El proyecto claramente no es todo lo que pide el GAFI, tampoco lo fue la reforma que impulsó Néstor Kirchner en 2007, que eludió definir al terrorismo, pero el envío al Congreso y los votos que logró Cristina de Kirchner el 23 de octubre alcanzaron para demostrarle al organismo la voluntad de avanzar.
Próxima presentación
La próxima presentación será en febrero. Se presume que para entonces la ley deberá estar sancionada, por lo que el debate se dará en noviembre.
El país por ahora continúa en un estado de revisión periódica. Es decir, cada tres meses el GAFI analiza la evolución de las modificaciones que se le piden sobre lavado de dinero y financiamiento al terrorismo y la aplicación de esas normas por la Justicia.
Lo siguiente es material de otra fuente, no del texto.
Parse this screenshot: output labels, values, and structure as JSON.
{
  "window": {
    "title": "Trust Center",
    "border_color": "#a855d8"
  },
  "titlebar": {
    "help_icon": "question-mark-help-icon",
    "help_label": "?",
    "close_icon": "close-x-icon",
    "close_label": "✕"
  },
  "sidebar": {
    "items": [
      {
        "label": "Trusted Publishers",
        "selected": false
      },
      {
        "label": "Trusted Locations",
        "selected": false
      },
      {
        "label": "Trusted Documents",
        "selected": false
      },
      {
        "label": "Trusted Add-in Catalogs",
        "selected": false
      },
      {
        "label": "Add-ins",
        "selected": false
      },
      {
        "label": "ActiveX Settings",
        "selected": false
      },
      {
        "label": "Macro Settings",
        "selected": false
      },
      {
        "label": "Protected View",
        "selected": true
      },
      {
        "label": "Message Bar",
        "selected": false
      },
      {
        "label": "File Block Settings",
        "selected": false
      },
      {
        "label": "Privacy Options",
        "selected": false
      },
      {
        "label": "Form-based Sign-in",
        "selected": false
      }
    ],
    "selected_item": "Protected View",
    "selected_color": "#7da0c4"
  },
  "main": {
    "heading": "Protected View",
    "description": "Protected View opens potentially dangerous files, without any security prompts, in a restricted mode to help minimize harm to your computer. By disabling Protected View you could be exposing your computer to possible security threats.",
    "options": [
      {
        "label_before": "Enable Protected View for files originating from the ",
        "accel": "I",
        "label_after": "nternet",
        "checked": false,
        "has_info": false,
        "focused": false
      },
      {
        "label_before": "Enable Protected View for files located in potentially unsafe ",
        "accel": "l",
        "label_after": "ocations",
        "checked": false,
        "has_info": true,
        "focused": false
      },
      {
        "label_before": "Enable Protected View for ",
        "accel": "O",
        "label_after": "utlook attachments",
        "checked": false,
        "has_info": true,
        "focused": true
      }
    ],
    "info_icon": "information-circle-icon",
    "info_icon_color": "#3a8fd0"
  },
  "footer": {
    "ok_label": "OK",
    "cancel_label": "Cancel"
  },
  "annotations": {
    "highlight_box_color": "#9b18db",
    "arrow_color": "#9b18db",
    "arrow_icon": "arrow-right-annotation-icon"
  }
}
Si la Argentina pasa el test de febrero, sólo restará otro en junio próximo y recién allí podría hablarse de recuperar un estatus de normalidad.
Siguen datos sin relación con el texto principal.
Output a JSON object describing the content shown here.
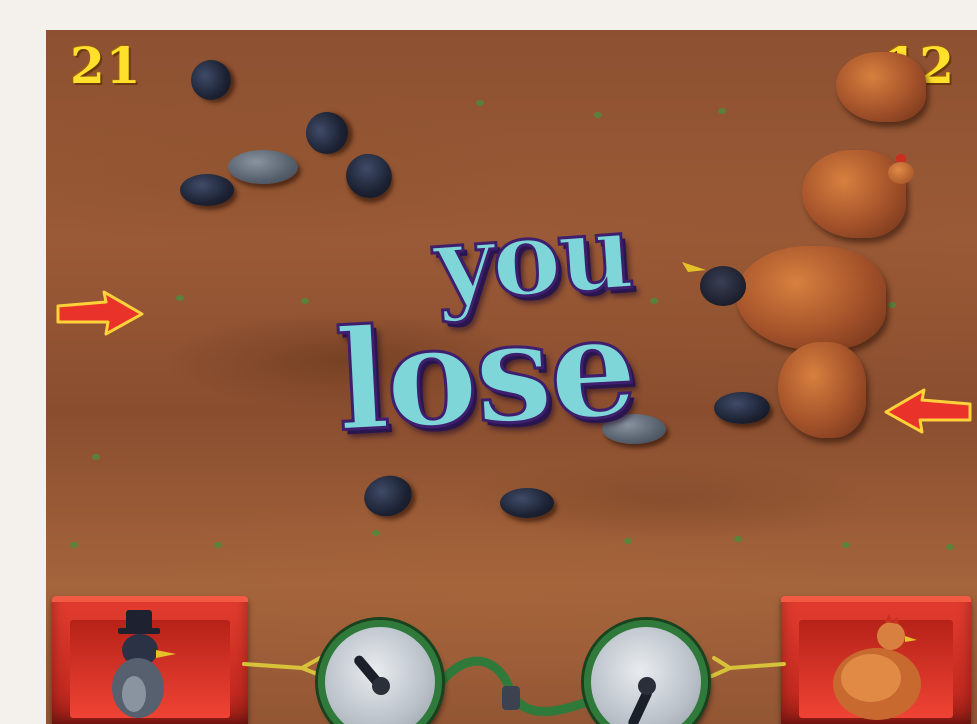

Alak explicó ayer desde París que hasta la aprobación de la Ley 26.683, en julio pasado, «sólo se podía sancionar penalmente a quien lavaba activos si era encubridor del sujeto que hubiera cometido el delito, lo cual, a su vez, impedía la persecución del denominado autolavado».
«Estos dos obstáculos fueron resueltos satisfactoriamente en la nueva normativa, mediante la creación de un nuevo bien jurídico en un título especial de nuestro Código Penal», dijo el ministro repitiendo su exposición ante el GAFI.
«Con estas modificaciones, ninguna actividad delictiva con finalidad terrorista queda fuera del agravante genérico establecido en el proyecto, y es considerada automáticamente activi-dad terrorista en los términos de la legislación nacional», explicó Alak en París.
Recordó que el Código incorpora «los delitos contra el orden económico y financiero, que se ve afectado por el lavado, lo que le otorga carácter plenamente autónomo respecto del encubrimiento y de cualquier otra figura delictiva».
Exención de responsabilidad
«Con ello -agregó Alak- se han superado también las objeciones referidas a la exención de responsabilidad penal para familiares, que no rigen para ningún supuesto de lavado de activos».
El Plan Nacional de Acción presentado por el Gobierno en febrero pasado ante el plenario del GAFI tuvo como contrapartida una serie de medidas
que se fueron tomando en el último año. En todo ese proceso, el país, de todas formas, estuvo a punto de ser sancionado en dos ocasiones.